As Johnny Cash famously sang at Folsom Prison, I'm busted. At the end of the month, my hours at work will be cut back a third, leaving me to scramble for freelance work to make up the gap. And I'm one of the lucky ones. Some of my coworkers have been laid off. Many of you are undoubtedly feeling the recession's pinch, too. We're eating beans and rice, turning down invitations to go out, and forgoing two-ply toilet paper for whatever's on sale. I can pass up a new pair of shoes without missing a beat, and although I enjoy eating out, I'm happy to cook at home. What really gets me down is knowing that, for now anyway, new perfume is out of the question.
Right now, I'm longing for a bottle of Hermès Bel Ami. Plus, I just know that an earthy, dry jasmine fragrance (any suggestions?) would change my life. A non-perfume lover who stumbled on this post might say, "Boo hoo, no perfume. Well, I can't pay my mortgage." I can't argue with that. But I do live an unusually thrifty life compared to that of most Americans: no cable, no cell phone, no gym membership, and my car has been paid off since 1986. (Yes, you read that right.) Nearly all my wardrobe is culled from thrift shops and vintage clothing stores, I bicycle whenever I can, and even my cat came from the Humane Society with a 30 percent discount. Perfume is my great extravagance.

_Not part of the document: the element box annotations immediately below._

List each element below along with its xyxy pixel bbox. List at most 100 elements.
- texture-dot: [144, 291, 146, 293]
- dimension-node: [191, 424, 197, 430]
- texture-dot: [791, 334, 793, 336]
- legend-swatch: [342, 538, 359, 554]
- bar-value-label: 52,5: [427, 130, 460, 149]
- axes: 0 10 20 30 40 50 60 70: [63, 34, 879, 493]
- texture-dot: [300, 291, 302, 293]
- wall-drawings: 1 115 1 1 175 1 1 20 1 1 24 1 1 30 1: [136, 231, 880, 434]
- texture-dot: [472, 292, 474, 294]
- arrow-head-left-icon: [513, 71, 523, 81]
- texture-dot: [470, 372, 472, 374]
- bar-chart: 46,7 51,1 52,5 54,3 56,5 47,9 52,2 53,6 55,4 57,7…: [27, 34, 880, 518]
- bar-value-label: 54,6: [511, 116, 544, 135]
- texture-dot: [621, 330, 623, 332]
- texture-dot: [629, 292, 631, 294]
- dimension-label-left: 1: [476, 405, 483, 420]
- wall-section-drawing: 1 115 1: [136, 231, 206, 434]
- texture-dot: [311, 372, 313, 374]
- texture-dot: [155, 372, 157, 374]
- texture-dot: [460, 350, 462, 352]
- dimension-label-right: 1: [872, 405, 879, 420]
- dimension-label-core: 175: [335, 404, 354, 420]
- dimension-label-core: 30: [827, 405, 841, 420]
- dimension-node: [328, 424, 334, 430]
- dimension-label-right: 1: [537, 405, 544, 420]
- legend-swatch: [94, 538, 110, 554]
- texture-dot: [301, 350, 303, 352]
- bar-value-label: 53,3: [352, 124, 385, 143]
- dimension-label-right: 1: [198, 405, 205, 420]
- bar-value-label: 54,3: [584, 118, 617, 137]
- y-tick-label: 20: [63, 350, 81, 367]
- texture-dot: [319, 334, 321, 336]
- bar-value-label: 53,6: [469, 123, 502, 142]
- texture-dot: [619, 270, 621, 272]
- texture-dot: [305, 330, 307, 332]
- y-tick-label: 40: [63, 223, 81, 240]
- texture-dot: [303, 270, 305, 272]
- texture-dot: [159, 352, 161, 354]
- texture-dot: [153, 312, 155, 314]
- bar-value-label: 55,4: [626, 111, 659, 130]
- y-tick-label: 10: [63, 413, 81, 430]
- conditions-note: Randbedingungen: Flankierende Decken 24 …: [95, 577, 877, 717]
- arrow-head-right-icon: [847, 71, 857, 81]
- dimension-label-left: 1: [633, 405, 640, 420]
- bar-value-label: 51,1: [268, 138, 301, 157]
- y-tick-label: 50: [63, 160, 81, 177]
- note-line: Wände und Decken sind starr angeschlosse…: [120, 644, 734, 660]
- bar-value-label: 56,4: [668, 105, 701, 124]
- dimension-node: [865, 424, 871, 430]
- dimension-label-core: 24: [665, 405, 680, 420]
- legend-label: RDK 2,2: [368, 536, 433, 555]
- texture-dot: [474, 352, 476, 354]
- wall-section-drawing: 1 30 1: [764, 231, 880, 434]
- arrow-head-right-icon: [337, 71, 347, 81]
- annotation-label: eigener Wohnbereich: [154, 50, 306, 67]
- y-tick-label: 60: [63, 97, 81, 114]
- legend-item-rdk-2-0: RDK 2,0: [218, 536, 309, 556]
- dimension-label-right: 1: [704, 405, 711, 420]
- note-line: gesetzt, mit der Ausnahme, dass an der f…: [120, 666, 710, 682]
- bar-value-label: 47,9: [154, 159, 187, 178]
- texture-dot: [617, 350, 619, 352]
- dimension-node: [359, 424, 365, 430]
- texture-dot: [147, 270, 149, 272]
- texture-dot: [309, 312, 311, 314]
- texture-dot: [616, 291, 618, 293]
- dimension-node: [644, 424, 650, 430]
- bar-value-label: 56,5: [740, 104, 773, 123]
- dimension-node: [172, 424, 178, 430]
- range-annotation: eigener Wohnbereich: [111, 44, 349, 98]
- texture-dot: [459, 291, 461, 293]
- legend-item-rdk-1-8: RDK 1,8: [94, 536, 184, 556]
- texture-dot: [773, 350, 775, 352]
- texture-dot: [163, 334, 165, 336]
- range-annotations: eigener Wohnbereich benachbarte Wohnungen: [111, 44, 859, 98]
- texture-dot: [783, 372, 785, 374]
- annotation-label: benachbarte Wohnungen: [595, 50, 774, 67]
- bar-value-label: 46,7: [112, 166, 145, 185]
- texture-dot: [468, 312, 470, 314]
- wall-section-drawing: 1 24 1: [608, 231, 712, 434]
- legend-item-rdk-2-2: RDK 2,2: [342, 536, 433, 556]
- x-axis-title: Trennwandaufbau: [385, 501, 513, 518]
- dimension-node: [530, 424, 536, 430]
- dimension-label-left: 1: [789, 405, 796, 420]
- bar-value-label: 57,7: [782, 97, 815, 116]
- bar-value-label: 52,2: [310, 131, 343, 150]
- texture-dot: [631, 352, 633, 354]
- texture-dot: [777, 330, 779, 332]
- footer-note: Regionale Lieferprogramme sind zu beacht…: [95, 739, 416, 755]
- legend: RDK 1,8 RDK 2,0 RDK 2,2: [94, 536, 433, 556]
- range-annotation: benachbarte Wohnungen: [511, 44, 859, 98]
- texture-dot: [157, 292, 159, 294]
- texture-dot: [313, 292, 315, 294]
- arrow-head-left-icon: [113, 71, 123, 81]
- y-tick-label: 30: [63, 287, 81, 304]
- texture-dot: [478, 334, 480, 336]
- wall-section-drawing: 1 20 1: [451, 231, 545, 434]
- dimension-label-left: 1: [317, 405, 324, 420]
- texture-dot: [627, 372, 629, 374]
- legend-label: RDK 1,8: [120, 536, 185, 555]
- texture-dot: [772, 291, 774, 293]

And yet what a rich life I — and probably you, perfume lover — live. I've learned that it's much more rewarding to have fewer and more satisfying things. One good farm egg is worth three factory-produced eggs. My walls are lined with art that friends have made, every book on my shelves means something to me, and my bedsheets are lined-dried, thick cotton muslin. My nightly bath in the clawfoot tub that used to be a planter in my neighbor's yard is more relaxing than all the facials fancy spas around town might offer.
Many of the Now Smell This readers that I've met have rich lives, too, that have little to do with spending a lot of money. One reader makes a luxurious shea butter cream that could sell in a fancy boutique, but she gives it to friends. Another reader has a startling sense of color and beauty and creates stunning knitted wire jewelry. She also makes delicious Indian food. Yet another reader I was lucky to meet in New York has an enviable knowledge of the city. Every corner seemed to hold stories for her.
Perfume can teach us to focus, to appreciate, if we let it. In relaxing into a spritz of Christian Dior Miss Dior or Guerlain L'Heure Bleue we learn to pay attention to what is in front of us rather than flit off to the next sensation. Loving perfume has tempted me to gather as many scents as I can to enjoy. But it's also taught me to concentrate on the beauty and full development of one fragrance at a time. Or one pleasure at a time.
My perfume cabinet holds more perfume than I'll ever be able to use. It's challenging times like these that remind me to slow down and appreciate what I already have. Bel Ami isn't going away any time soon. Meanwhile, it's time to revisit those Jean Patous.